Témoin d’un crime : un poudrier de la rue de Rivoli

Lorsque Mrs Elspeth McGillicuddy, confortablement installée dans son compartiment, assiste à un meurtre, dans le train qui file sur la voie parallèle à la sienne, c’est la panique !1 Personne ne veut la croire. Personne sauf son amie, Miss Marple, une détective en jupons, qui ne s’en laisse pas conter. Son mode de fonctionnement, qui consiste à classer les individus par catégories, en fonction de son expérience personnelle et avec les moyens du bord (ses voisins et amis de St Mary Mead), s’avère payant, à chacune de ses enquêtes. Afin de tirer au clair la situation étonnante qui lui est rapportée, Miss Marple refait, par elle-même, le chemin parcouru par son amie et tente de découvrir à quel niveau de la voie ferrée il est le plus simple de se débarrasser d’un cadavre. Elle va en déduire que la propriété de Luther Crackenthorpe constitue le lieu idéal, du fait de sa position en contrebas du ballast. Il ne reste plus qu’à s’introduire dans la place ; pour cela, Miss Marple possède un atout dans sa manche, une certaine Lucy Eyelesbarrow, que l’on pourrait définir comme une véritable perle ménagère. Embauchée en moins de deux, Lucy retrouve, en moins de deux également, un cadavre de femme, soigneusement dissimulé dans un sarcophage, placé dans une dépendance de la propriété. Lorsque Alfred meurt empoisonné par un poulet au curry, bourré d’arsenic, lorsque Harold succombe, suite à la prise d’un comprimé rempli d’aconit, on se dit, vraiment, que l’on ne s’est pas trompé d’adresse : le meurtrier se cache bien en ce lieu !

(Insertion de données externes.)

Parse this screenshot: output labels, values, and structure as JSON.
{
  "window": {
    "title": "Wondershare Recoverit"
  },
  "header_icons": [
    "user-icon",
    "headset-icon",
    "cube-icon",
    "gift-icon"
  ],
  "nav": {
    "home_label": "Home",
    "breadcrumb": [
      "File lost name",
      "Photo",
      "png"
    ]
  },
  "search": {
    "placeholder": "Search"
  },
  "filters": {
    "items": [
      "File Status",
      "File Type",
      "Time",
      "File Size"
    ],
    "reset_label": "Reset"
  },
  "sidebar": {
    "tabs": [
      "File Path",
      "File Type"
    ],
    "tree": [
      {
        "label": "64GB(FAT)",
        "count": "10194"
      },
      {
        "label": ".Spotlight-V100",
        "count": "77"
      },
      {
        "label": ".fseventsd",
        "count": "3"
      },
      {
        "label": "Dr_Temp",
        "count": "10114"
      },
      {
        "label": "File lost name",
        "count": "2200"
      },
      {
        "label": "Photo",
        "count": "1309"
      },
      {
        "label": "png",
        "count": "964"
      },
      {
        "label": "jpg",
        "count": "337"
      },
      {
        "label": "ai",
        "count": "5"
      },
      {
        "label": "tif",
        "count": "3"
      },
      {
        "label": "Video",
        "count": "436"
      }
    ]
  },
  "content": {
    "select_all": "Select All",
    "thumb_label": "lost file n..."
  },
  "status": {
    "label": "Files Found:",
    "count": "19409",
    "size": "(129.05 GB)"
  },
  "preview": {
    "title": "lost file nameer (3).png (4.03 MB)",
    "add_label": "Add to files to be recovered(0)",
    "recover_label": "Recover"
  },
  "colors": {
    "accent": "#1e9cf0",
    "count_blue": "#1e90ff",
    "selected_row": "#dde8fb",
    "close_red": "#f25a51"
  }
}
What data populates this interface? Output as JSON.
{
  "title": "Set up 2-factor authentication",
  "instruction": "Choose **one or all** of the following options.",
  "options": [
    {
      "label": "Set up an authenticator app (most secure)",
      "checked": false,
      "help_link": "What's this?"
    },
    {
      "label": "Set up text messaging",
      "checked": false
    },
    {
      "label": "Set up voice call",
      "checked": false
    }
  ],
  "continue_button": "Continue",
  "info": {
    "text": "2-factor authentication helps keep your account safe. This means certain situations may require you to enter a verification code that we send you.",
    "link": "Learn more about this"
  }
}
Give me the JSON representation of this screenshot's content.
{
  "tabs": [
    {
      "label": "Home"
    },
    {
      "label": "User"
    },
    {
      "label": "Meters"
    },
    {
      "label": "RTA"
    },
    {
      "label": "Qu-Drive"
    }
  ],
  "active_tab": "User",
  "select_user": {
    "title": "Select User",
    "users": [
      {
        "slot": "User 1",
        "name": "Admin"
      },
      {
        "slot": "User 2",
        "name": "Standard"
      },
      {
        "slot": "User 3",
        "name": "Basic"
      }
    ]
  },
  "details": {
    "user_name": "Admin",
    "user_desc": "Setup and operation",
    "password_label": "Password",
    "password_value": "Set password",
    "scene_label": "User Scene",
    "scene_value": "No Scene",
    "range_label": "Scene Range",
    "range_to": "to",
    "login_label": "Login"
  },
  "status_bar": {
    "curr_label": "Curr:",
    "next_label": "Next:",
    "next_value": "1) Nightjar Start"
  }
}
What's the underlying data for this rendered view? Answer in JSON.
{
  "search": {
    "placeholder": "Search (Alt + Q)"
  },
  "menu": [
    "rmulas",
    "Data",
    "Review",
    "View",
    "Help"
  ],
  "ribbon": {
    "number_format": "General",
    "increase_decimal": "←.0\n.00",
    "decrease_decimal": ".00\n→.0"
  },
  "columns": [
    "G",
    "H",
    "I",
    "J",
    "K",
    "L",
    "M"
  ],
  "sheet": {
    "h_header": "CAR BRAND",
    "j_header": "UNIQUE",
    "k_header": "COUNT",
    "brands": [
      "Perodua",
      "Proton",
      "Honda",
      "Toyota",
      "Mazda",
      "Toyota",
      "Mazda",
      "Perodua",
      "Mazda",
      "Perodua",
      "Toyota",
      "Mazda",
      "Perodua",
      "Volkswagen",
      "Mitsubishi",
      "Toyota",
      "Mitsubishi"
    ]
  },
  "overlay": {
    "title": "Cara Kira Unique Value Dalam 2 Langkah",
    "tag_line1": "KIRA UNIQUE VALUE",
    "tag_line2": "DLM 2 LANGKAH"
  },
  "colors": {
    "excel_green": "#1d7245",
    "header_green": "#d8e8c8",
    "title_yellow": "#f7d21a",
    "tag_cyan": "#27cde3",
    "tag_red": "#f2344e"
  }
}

Miss Marple, une fragilité de porcelaine

Miss Marple va, pour cette enquête, travailler dans l’ombre. Cette vieille dame, aux « joues à peine teintées de rose », aux « yeux d’un bleu de porcelaine » et à l’« auréole de cheveux blancs », s’en remet à Lucy, pour faire les constatations d’usage et ainsi lui rapporter tous les faits et gestes des membres de la famille Crackenthorpe. Invitée parfois à prendre le thé à la propriété, Miss Marple discute avec Cedric de ses goûts picturaux. Les « portraits de femmes indigènes » de Gauguin... ne lui en parlez pas. A son avis, ces tableaux ne sont pas bons pour la santé ; « ces abominables ton moutarde tellement bilieux » portent certainement plus sur le foie qu’un copieux repas !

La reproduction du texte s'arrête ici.